Po wielu godzinach spędzonych samotnie w lesie, opanowałem do pewnego stopnia sztukę wpatrywania i wsłuchiwania się w las. Las cichy bynajmniej nie jest. Przepełniony jest odgłosami zwierząt i drzew, sztuka w tym, by odłowić te, które nas interesują, i zignorować wszystkie inne, w tym głośny łomot własnego serca, huk własnego oddechu, szelest kurtki i tak dalej...

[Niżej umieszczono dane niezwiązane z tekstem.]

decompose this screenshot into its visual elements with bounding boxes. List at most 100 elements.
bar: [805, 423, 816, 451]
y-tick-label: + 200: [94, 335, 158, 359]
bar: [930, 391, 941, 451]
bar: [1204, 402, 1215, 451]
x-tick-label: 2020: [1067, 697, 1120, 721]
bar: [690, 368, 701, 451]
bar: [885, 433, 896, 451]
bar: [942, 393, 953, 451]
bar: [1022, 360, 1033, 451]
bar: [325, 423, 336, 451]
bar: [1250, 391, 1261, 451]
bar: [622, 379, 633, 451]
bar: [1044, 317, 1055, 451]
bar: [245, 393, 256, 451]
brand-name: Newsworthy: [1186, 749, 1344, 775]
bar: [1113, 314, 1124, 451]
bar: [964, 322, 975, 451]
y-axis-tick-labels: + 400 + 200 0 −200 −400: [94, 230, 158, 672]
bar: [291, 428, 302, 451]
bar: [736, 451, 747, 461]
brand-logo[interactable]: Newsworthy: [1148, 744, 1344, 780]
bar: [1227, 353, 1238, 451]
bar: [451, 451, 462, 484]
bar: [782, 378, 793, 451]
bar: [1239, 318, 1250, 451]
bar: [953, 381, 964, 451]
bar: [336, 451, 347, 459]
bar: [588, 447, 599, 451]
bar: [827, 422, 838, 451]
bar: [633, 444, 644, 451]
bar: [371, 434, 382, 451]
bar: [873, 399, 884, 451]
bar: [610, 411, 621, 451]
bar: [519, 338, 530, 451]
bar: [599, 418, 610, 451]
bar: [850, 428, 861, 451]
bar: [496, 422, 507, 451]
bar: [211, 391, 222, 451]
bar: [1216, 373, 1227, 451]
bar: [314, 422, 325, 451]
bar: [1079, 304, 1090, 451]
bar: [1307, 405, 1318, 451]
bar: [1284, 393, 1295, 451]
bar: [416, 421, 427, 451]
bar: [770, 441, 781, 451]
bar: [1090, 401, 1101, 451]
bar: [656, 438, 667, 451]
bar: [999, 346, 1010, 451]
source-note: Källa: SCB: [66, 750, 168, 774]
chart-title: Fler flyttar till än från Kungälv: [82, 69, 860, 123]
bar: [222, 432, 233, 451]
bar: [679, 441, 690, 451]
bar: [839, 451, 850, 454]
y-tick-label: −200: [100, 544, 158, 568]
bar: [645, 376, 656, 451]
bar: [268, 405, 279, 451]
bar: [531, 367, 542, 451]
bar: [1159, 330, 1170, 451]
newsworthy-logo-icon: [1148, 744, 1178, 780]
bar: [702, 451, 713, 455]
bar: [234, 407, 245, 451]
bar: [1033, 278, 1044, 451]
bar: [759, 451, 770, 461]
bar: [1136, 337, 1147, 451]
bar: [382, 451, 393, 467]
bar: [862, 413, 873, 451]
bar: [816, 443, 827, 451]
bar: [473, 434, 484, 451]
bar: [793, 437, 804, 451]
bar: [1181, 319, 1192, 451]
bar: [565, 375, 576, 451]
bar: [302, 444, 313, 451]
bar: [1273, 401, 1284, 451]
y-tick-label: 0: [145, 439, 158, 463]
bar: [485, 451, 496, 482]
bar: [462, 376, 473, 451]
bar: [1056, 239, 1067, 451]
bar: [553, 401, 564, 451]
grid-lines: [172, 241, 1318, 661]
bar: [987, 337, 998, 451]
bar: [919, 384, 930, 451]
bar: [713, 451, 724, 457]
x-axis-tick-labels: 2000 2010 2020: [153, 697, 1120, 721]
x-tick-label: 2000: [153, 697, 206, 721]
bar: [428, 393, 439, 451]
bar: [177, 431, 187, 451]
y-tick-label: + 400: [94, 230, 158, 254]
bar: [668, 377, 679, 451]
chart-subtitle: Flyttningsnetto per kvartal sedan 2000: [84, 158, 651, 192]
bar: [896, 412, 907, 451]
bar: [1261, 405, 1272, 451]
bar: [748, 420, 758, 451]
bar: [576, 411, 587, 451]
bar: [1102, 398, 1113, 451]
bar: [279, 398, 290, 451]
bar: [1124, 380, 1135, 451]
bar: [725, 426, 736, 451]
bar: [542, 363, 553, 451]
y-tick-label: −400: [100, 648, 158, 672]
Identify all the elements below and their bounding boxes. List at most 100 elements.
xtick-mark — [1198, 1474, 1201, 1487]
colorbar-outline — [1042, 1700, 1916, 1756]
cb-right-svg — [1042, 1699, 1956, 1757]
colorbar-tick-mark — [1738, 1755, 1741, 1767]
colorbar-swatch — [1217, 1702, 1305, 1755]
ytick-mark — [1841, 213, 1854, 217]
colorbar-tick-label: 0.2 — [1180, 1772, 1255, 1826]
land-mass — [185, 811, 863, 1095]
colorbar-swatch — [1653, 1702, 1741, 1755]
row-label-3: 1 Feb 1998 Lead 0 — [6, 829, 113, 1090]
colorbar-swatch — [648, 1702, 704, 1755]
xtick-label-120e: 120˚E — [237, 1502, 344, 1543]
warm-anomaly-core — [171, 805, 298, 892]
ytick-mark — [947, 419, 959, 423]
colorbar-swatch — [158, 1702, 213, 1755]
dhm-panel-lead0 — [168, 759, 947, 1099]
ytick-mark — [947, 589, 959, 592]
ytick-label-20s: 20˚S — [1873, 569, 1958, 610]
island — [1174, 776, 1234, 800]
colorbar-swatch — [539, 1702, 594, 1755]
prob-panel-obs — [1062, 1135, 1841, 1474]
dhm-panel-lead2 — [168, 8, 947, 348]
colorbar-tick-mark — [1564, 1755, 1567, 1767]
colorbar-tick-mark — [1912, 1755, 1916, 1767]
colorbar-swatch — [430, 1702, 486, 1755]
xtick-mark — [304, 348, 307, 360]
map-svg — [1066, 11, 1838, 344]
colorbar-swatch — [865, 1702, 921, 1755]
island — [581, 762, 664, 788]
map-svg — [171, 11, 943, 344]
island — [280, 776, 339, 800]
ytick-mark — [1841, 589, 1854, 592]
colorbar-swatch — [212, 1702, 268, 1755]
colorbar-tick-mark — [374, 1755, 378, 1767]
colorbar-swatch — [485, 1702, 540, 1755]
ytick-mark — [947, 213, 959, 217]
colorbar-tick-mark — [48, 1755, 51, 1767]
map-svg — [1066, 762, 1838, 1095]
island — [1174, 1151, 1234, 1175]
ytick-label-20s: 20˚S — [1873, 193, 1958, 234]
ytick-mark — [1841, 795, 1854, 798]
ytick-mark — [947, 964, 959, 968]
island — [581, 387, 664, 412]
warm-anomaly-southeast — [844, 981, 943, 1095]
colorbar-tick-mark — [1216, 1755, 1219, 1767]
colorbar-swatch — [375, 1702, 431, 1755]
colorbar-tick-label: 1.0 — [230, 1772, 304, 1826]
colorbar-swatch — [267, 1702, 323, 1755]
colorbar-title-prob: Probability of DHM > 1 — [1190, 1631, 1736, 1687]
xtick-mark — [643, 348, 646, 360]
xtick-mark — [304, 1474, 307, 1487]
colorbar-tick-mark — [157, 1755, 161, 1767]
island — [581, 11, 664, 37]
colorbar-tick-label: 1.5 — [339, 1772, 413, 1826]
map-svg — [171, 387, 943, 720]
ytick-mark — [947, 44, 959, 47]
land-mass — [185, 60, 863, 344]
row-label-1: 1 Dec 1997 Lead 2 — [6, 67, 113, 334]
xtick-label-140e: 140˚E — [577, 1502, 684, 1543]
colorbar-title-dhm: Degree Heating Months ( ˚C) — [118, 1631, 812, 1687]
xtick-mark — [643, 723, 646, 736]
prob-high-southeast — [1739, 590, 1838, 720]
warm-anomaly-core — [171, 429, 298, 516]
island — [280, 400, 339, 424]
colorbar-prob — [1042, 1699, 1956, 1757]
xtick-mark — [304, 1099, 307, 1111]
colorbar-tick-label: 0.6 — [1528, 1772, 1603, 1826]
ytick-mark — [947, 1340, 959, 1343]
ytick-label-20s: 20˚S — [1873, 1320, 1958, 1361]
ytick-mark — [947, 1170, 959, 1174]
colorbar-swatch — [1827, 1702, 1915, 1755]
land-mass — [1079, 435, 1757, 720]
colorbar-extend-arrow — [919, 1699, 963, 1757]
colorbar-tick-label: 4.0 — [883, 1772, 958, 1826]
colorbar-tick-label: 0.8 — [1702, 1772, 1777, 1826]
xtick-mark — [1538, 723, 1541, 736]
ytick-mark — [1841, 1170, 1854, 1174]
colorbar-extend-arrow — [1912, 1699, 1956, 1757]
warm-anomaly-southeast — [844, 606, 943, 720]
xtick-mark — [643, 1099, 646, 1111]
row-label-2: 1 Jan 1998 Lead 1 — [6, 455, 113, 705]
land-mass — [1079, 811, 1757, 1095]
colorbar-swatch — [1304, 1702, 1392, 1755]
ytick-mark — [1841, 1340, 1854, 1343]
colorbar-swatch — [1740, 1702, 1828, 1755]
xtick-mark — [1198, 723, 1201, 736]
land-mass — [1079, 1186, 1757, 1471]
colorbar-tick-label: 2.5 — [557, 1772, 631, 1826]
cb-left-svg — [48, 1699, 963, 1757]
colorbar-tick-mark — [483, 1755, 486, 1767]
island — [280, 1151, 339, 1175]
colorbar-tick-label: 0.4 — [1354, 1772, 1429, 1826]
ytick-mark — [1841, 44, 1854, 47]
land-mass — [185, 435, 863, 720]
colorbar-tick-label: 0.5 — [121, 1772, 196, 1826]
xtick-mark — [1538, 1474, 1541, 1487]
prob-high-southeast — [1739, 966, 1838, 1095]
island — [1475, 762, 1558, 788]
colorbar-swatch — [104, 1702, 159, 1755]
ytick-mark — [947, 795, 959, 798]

Przy okazji jednego z polowań udało mi się w końcu ustrzelić pierwszego głuszca. Z dumą zaniosłem go do radiostacji, by zobaczyć, czy mam jakiekolwiek szanse na wygranie konkursu. Oczywiście nie miałem – zwycięzca przyniósł 14 głuszców.
Wracając jednak do sprawy mojego współlokatora i wytłumaczenia, dlaczego "obraził się" na Northern. Otóż brał on udział w jednym z polowań i z wynikiem 4 ptaków zdobył 3. miejsce. W nagrodę otrzymał "meat pack" ufundowany przez Northern. Ucieszył się niezmiernie, bo o dobre mięso tu trudno, a taki meat pack kosztuje tu około 200 dolarów. Jego radość nie trwała długo, bo tylko do momentu, gdy spojrzał na datę przydatności do spożycia. Okazało się, że przypadła ona 6 miesięcy wcześniej. Z pretensjami poszedł do kierownictwa sklepu, ale tam dowiedział się jedynie, że zgodnie z obowiązującymi w firmie procedurami wszystko jest OK – o ile mięso jest zamrożone na kość przed datą przydatności do spożycia, to sklep może je przechowywać, sprzedawać i tak dalej przez następne pół roku. Coś mi mówi, że taki numer na południu by nie przeszedł, ale w końcu nie jesteśmy na południu. Północ to inny świat.
Aleksander Borucki
Wunnumin Lake, Ontario
Fot. Aleksander Borucki
*Zaraz tam jedynym. Są jeszcze dwa, wspomniany Community Store, w którym nie ma pieczywa, nabiału ani warzyw, i Soloman's (czy diabli wiedzą jaką ten sklepik ma nazwę), gdzie sprzedają tylko chipsy i pop, ale za to CODZIENNIE włącznie z niedzielami (!) i do 22.00 (od 20, sklepik otwarty jest tylko 4 godziny dziennie).